Buda Heykeli |
Buddha 'nın yaşamı
Buddha'nın yaşamı üzerine çeşitli
şeyler söylenmiştir. Ama bu
yaşamın ana çizgileri yeterince
açık görünmektedir. Daha sonra
Buddha (Aydınlanmış kişi) olarak
tanınan Siddhartha Gautama (yaklaşık MÖ 563-483), Sakya'lar
kralı Suddhodana'nın ve kraliçe
Maya'nın oğluydu. Doğum yeri,
Ganj vadisinin kuzey kesiminde ve
yaşamının ilk yıllarını geçirdiği
Kapilavastu yakınlarındaki Lumbini'ydi.
Sakin bir çocukluk döneminden
sonra, insan yaşamının
acılarından etkilenen genç prens,
düşüncelere dalarak yüce hakikati
bulmak için geçmişiyle bütün ilintisini kesti.
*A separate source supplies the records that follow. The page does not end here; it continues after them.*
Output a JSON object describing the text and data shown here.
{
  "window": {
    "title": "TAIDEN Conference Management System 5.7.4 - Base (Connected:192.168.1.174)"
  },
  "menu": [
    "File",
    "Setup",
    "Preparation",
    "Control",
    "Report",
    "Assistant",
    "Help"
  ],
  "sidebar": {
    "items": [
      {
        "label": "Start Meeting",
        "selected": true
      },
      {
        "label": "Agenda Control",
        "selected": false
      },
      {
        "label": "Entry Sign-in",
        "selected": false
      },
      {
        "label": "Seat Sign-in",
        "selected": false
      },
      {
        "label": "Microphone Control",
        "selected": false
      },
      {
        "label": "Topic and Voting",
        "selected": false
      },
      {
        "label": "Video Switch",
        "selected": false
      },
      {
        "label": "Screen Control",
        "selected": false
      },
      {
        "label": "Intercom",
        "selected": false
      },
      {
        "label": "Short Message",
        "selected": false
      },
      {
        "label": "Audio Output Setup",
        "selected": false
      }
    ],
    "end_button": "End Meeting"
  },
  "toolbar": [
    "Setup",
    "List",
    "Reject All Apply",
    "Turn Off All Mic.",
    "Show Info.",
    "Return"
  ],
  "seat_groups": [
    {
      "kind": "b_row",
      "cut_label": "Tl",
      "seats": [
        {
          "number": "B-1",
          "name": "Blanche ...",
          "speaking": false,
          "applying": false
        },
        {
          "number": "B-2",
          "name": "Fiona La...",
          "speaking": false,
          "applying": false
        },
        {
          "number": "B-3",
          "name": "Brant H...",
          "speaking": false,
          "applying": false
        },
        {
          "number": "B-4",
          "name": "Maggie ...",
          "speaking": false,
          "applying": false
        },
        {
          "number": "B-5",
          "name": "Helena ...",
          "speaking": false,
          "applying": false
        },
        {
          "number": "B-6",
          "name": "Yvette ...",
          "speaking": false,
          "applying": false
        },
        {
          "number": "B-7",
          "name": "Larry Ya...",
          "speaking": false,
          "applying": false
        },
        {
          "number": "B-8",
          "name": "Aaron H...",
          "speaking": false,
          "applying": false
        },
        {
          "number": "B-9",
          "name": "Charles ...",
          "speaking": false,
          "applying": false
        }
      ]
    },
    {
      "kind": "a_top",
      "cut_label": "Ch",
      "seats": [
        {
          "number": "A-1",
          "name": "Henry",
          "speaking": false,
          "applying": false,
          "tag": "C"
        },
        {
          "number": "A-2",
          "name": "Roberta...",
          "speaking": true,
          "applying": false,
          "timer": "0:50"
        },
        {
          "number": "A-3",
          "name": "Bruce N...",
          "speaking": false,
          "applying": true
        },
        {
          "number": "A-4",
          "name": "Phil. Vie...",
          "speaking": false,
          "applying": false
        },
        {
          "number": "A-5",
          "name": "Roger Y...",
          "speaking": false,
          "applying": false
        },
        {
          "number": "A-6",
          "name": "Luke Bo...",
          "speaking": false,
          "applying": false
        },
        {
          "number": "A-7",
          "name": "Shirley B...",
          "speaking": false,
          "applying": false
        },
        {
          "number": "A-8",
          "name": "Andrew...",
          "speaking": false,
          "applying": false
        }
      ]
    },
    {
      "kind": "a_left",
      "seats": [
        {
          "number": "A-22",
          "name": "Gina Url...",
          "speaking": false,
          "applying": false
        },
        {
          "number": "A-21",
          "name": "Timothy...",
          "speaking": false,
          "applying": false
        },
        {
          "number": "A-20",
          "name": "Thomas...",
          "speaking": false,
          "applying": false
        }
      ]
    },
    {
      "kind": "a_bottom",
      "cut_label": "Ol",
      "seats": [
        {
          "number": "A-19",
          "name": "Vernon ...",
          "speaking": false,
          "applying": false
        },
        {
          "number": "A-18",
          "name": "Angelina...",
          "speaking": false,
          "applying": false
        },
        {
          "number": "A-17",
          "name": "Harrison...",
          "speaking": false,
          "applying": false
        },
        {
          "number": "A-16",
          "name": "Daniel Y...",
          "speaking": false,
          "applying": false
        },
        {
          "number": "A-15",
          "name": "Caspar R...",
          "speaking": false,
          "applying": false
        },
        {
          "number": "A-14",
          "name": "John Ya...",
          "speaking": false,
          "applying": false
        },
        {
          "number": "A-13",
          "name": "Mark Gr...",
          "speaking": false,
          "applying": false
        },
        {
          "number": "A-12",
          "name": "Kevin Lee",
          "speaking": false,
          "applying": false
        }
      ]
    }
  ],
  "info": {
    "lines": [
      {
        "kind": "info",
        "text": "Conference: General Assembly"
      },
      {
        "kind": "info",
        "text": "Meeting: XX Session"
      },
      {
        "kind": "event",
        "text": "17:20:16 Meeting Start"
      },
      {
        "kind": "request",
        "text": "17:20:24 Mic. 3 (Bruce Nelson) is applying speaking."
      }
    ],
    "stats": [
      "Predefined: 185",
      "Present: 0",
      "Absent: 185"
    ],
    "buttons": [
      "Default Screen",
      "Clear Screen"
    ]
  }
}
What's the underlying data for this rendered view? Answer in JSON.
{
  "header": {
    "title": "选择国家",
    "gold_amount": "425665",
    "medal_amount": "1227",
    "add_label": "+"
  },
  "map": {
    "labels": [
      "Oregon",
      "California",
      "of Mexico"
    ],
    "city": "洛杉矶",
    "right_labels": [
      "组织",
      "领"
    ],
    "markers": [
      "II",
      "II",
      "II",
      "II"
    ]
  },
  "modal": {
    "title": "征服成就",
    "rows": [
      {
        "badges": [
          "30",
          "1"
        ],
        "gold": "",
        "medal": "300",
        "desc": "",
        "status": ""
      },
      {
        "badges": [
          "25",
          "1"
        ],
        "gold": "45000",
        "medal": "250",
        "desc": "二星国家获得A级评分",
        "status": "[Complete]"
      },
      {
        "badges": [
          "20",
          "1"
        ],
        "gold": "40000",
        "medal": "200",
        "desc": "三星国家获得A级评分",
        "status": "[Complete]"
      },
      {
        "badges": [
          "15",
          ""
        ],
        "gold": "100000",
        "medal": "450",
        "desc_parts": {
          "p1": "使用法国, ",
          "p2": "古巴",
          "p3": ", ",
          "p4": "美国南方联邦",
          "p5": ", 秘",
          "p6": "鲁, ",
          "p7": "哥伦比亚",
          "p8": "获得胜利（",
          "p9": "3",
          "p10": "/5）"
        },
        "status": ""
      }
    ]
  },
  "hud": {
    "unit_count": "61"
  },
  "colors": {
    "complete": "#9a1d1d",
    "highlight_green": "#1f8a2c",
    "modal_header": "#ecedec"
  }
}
Yurdundan gizlice ayrıldı ve yıllarca dünyadan el
etek çekmiş durumda yaşayarak
güney Bihar'da Gaya yakınındaki
Bodhgaya'da, kutsal incir ağacının
altında 'aydınlanmaya' ulaştı.
Burası daha sonra Buddhacılığın
en kutsal yerlerinden biri durumuna
gelmiş ve ağaçtan alınan filizler
başka Buddhacı ülkelere götürülerek yeni ağaçlar yetiştirilmiştir.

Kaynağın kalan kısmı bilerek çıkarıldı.